# Combining findings at the Province and County Level from Iran’s Election

Alex Scacco and Bernd Beber follow up on their analysis of the Iran election data:

After we wrote our op-ed using the province-level data, we’ve now also done some preliminary tests with the county-level data. In the latter dataset, the last digits don’t appear fraudulent. Why might we find suspicious last digits at the province level, while, at the same time, Walter Mebane and Boudewijn Roukema find evidence that first and second digits are fishy at the county level?

We can only speculate about what happened behind closed doors, but here is a scenario of top-down fraud that is consistent with the patterns found in the quantitative analyses mentioned above:

As votes began coming in on Friday night, the clerics began to think they might lose. Someone in the Ministry of the Interior then fabricated the province level results. The pattern in the last digits suggests to us that some of those vote totals were made up wholesale (why bother fudging last digits? It’s an inefficient way to shift votes around).

That still left the task of making sure the numbers in the county-level spreadsheet added up to the province-level vote counts. (And we checked—the county numbers do in fact add up to the province numbers.) A province contains 12 counties on average, so it may have been necessary to shift votes in several counties per province in order to get the leading digits to line up.
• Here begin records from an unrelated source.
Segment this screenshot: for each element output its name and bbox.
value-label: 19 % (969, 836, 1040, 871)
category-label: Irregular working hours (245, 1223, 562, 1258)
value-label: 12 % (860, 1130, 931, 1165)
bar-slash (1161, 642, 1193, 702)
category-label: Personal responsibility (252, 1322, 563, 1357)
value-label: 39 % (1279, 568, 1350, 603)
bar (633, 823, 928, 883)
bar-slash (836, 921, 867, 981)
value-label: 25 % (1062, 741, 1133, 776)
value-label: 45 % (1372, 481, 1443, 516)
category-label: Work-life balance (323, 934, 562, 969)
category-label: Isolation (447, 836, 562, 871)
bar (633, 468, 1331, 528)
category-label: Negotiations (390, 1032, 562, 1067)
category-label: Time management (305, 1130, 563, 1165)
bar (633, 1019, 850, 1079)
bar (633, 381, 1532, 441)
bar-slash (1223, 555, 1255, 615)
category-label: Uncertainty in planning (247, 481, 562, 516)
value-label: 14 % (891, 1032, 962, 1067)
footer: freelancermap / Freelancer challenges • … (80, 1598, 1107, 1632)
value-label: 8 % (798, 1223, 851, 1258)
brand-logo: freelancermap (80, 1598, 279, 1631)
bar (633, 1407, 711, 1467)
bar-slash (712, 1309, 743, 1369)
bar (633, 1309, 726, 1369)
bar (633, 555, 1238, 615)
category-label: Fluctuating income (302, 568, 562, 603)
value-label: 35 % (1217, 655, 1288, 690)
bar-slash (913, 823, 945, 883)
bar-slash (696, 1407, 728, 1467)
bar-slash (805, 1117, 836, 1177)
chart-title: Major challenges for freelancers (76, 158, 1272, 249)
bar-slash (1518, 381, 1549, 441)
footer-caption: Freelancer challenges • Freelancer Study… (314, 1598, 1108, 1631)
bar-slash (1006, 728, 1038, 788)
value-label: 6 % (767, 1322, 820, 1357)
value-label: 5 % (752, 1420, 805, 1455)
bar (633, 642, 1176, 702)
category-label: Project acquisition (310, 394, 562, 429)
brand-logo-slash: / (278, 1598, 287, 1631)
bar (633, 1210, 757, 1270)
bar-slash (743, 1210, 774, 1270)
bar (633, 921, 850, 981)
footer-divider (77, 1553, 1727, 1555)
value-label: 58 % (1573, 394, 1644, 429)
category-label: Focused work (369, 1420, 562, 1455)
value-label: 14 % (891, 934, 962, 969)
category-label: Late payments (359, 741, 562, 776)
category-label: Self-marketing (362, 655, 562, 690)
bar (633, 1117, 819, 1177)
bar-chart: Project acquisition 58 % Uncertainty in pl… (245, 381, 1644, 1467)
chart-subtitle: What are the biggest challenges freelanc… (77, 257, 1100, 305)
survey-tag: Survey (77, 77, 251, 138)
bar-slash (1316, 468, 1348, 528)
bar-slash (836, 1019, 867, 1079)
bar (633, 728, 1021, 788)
This could explain possibly suspicious patterns in the first or second digit. But once the leading digits match, it’s easy to get the last and second-to-last digit to match by changing just one county per province, which isn’t enough to be picked up by our tests.

An example might make this clearer. Suppose we make up vote counts for some province, but they differ from the sum of county vote counts in the Ministry’s spreadsheet. Let’s say we happened to give one candidate 124,561 more votes than he has in the spreadsheet and another candidate that many fewer votes. There are ten counties, and no more than 100,000 votes to go around in each county. So we’ll shift 30,000 votes in one county, 20,000 in another, and so on, but we have to change first and perhaps second digits in more than one county until we have a rough match with our province-level result. But to get the numbers to add up in the trailing digits, we can change just a single county.

Again, this is just speculation. But type of centralized fraud in this story is consistent with qualitative accounts suggesting proceedings were generally clean on the ground on election-day itself, and with the strange behavior of the Ministry of the Interior the following day (for example, releasing the results early).

Our digit-based tests can’t tell us whether Ahmedinejad actually won the election. Even without manipulation, he might very well still have won. But we feel reasonably confident that the province-level numbers were tampered with.